Have you ever wished you could look inside the guts of your drill, video game console, or vacuum cleaner? The hidden worlds inside these everyday electronics are on full view in The Hidden World Inside Everyday Objects, a book of mesmerizing photographs of objects that have been perfectly cut in half.
The 144-page hardcover book is a trip back in time for anyone like me, who wasted hours upon hours exploring cutaway illustration books from renowned British illustrator Stephen Biesty and other authors in the 1980s and ’90s. Those popular books usually used hand-drawn diagrams to give readers a look inside airplanes, Roman buildings, man-of-war ships, and even appliances.
Instead of using illustration or CGI, the photographer behind the new book, Jonothan Woodward, took a novel approach. He captured the work of metal tinkerer Mike Warren, who uses a high-pressure waterjet cutter capable of slicing through four inches of steel as if it were butter to perfectly bisect everyday objects. Accompanying each photograph are explanations from Warren, who has been doing this for years on his YouTube channel, that walk us through the amazing complexity of the many apparently simple objects.

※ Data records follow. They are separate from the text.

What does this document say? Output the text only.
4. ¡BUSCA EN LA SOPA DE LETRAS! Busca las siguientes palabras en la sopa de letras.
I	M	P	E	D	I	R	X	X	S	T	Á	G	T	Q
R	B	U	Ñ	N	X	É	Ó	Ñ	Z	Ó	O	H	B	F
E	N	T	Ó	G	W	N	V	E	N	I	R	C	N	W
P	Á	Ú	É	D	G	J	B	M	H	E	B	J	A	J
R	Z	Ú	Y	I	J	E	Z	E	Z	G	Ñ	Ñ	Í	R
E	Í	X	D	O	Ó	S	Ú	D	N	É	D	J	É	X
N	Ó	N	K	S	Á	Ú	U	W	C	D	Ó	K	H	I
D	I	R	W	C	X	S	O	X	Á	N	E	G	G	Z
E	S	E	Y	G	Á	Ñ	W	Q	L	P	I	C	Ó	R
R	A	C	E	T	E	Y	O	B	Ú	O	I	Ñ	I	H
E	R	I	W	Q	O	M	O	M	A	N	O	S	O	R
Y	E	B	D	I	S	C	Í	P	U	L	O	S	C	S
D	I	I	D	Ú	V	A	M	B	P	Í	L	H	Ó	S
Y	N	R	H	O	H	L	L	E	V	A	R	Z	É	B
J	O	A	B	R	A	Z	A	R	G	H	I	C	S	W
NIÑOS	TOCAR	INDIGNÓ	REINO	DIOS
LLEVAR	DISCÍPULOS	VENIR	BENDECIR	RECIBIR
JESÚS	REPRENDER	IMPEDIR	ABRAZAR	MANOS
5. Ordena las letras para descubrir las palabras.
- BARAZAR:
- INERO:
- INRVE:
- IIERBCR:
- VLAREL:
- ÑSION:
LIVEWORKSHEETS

Yet the photos are mesmerizing on their own, inviting the reader to explore and wonder how things like the complex set of gears and electrical parts that make a power drill do their job. Even apparently simple objects like a hair dryer take on a new internal life. The book is a beautiful exercise in revealing the design and engineering behind mundane household objects, but also a testimony to the sheer brilliance of humans in general.